P-Lo: You know, I’ve worked with a bunch of these artists aside from this album. So I wanted to be able to create those scenarios for [Rexx Life] Raj and 1100, for Karri and Goapele. Really trying to find that perfect blend as a producer. Shit, really allowing the others to shine, like I said. Just giving them the space for that. A lot of the artists I chose was very intentional. They’re people I’ve collaborated with on their own stuff and my own stuff. They’re just the homies. I hope it came across that way.


I feel like that energy is kind of lost in rap nowadays. Do you think rap is missing that insular regional vibrancy?
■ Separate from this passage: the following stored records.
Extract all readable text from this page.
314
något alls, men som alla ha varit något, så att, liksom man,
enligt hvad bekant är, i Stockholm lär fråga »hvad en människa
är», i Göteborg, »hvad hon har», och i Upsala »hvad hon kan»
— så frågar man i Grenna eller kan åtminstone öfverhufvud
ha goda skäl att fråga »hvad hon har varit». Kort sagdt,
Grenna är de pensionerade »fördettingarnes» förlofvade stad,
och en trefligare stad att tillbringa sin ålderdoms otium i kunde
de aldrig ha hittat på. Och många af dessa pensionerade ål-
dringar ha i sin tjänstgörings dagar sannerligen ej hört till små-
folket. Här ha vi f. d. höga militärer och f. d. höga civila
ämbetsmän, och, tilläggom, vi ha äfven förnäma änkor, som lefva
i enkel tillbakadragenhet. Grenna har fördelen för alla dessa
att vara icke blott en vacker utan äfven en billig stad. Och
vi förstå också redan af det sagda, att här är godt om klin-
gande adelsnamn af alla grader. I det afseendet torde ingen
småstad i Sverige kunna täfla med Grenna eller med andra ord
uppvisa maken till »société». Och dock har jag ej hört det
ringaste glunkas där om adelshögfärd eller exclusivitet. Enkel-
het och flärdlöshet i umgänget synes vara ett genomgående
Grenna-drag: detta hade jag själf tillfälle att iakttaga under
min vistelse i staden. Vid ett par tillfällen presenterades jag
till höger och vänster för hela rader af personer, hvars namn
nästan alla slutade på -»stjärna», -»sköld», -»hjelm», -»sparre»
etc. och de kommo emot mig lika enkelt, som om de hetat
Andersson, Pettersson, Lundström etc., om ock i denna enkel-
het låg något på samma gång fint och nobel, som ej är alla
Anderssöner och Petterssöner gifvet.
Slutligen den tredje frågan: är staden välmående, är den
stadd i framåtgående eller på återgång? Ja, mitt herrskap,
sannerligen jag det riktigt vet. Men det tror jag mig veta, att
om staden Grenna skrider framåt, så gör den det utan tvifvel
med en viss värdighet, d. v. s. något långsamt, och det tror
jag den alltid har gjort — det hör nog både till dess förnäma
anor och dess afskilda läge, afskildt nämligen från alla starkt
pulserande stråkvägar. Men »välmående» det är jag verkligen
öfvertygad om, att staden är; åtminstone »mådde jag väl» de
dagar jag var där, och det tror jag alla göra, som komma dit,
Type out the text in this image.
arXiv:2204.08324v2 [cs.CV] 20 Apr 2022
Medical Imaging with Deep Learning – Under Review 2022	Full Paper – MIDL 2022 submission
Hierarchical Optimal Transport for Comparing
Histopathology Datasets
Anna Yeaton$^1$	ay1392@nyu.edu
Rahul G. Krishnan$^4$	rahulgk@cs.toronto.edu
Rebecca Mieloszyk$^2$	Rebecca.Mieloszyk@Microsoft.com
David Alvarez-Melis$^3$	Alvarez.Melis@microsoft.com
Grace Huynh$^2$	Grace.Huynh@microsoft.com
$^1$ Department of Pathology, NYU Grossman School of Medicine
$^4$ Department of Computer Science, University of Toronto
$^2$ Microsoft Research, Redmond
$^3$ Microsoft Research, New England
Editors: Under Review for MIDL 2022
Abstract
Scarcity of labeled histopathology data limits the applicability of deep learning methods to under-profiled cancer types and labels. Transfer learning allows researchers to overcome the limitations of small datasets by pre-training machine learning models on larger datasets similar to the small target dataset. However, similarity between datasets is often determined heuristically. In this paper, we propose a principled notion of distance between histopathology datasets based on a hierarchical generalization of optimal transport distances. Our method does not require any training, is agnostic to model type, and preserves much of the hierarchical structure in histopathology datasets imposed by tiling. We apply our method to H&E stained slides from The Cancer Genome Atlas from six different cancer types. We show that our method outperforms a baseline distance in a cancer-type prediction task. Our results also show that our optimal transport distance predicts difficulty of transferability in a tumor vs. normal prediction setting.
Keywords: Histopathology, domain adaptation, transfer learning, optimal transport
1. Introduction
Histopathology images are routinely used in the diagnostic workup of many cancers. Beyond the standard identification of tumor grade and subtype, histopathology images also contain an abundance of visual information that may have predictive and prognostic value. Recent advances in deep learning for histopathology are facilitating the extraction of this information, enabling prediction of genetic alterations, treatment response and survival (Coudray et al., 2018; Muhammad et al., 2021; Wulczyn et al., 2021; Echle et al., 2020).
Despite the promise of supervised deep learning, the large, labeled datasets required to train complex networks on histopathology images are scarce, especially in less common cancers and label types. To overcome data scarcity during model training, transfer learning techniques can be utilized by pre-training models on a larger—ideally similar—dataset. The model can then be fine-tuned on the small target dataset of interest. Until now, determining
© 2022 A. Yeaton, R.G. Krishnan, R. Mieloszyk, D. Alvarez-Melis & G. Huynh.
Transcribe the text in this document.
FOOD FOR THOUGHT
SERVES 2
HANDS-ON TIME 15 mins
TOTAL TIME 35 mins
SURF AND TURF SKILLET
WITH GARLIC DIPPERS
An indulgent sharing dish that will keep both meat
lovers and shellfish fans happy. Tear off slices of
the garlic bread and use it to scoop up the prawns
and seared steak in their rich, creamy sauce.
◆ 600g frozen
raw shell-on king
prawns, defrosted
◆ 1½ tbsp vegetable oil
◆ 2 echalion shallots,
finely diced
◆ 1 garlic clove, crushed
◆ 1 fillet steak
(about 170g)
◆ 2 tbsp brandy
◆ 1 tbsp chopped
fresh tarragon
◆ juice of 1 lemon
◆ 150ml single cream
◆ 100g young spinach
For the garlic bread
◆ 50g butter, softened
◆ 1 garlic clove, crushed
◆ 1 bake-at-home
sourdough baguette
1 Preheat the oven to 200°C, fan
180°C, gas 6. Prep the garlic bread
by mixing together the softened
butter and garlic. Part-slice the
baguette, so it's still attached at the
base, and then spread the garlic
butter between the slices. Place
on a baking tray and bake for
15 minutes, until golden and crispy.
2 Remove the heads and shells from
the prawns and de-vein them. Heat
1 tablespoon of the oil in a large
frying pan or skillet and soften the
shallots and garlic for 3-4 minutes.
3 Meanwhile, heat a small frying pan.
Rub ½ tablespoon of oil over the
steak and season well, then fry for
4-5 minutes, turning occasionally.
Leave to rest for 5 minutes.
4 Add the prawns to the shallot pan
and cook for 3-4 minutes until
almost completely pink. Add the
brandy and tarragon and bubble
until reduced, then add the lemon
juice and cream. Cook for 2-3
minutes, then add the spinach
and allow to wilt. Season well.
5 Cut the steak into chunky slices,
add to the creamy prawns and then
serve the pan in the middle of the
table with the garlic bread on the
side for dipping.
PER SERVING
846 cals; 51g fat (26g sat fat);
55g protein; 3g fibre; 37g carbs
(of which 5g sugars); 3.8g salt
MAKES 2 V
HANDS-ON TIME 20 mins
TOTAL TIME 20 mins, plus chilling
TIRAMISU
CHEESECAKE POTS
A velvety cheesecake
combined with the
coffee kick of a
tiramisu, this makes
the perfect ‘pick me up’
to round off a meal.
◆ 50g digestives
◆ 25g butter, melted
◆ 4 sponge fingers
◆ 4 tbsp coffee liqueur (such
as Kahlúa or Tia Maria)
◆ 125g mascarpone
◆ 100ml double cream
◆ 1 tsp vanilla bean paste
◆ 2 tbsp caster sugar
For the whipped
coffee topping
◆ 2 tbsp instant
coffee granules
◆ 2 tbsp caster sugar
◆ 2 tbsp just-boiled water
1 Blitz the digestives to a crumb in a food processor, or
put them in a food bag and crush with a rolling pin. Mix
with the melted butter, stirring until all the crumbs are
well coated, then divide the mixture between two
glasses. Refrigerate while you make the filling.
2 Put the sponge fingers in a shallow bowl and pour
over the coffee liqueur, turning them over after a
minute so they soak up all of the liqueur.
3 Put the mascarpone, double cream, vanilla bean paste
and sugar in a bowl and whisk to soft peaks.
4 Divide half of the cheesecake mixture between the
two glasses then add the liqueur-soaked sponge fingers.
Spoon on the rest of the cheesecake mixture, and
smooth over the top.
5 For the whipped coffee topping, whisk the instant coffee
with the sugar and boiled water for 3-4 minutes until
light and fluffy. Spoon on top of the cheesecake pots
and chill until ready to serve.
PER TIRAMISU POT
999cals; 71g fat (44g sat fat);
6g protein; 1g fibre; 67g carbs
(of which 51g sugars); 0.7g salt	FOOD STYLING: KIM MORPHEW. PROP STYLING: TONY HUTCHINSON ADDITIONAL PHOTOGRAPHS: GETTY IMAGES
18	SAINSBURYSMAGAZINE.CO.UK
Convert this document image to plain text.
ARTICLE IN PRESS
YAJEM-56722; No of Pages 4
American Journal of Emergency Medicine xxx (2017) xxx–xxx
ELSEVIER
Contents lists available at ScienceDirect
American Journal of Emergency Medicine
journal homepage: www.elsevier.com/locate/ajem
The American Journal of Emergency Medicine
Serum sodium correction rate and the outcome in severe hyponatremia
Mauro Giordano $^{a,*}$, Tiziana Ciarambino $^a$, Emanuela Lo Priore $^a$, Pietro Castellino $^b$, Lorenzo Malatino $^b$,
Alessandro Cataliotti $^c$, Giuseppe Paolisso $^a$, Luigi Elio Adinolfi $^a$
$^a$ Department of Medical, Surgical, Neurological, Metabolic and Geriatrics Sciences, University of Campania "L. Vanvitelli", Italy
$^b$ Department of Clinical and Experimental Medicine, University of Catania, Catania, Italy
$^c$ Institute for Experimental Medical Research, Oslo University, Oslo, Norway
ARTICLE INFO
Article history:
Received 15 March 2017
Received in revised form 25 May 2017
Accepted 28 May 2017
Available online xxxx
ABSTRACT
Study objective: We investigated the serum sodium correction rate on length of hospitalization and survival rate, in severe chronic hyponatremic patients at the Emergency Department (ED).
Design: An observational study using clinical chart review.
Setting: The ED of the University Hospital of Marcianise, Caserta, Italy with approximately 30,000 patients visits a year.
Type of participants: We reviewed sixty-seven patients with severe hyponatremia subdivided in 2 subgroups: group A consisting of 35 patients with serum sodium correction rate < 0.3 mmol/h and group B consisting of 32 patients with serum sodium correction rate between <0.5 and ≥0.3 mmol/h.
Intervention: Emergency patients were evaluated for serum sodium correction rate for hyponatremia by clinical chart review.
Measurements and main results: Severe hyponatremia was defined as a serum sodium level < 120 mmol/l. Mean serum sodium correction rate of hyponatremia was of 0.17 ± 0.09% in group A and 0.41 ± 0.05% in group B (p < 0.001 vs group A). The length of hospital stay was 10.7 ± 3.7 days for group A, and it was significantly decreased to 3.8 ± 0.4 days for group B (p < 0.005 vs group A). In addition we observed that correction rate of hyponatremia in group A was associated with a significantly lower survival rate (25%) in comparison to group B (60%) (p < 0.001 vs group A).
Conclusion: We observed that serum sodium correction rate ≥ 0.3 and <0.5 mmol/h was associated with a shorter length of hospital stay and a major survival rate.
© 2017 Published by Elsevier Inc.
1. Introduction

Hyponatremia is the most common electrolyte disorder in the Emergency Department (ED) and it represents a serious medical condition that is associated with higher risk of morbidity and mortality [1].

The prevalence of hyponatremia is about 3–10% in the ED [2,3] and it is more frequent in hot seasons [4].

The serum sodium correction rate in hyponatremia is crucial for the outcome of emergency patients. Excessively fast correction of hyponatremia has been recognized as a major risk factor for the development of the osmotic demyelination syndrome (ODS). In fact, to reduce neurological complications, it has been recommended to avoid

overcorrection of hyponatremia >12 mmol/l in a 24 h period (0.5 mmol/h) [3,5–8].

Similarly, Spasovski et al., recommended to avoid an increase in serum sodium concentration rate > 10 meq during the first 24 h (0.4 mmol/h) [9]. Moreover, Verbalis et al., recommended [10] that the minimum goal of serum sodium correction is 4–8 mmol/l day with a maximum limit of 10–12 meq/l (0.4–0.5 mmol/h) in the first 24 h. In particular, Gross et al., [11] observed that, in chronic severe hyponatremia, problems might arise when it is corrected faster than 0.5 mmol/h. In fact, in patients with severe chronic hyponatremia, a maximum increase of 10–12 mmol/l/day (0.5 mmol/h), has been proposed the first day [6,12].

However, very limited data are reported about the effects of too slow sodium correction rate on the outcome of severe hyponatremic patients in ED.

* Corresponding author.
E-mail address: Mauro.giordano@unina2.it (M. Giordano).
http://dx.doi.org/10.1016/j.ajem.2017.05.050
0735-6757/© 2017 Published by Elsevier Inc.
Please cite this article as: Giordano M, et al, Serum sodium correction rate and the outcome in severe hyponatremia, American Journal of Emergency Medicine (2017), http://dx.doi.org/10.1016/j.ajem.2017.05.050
P-Lo: A lot of times now, people are replicating other artists’ end results. It’s a regurgitation of the lives of others. There’s not always a story behind that. They’re just re-doing the end result of another person’s experiences, but what brought someone else to make that exact song? I never want to sound like I’m not from the Bay. I just want to continue to stand on that and double down on that. I want to sound like I’m from where I’m from. Feel me? Hip-hop at its core is against the grain. So I want to continue going against the grain of what the mainstream thinks is vibing. During All-Star, there was that TNT intro about the Bay and Too $hort was like, we do what they don’t do. You know? That’s something I’ve always believed. We do whatever the rest don’t do.


What’s something you still haven’t done that you hope to achieve?


P-Lo: Musically, I’m working on a new album with LaRussell. We’re working on that this month. It’s coming soon. I’m also working on a non-profit for younger musicians in the Bay, trying to do my own version of Youth Radio. We’re working on that right now and want to get that poppin’ in a few years. Really get that shit up and running. That’s definitely one of my goals. And man, just growing as a person. If I do that, everything else will come. That’s what I’m focused on. The art is only as good as the human. You can’t be making all this so-called art if you’re being a shitty person. I just want to continue to reach my potential as a human, and whatever God has for me. I’ma keep riding that wave.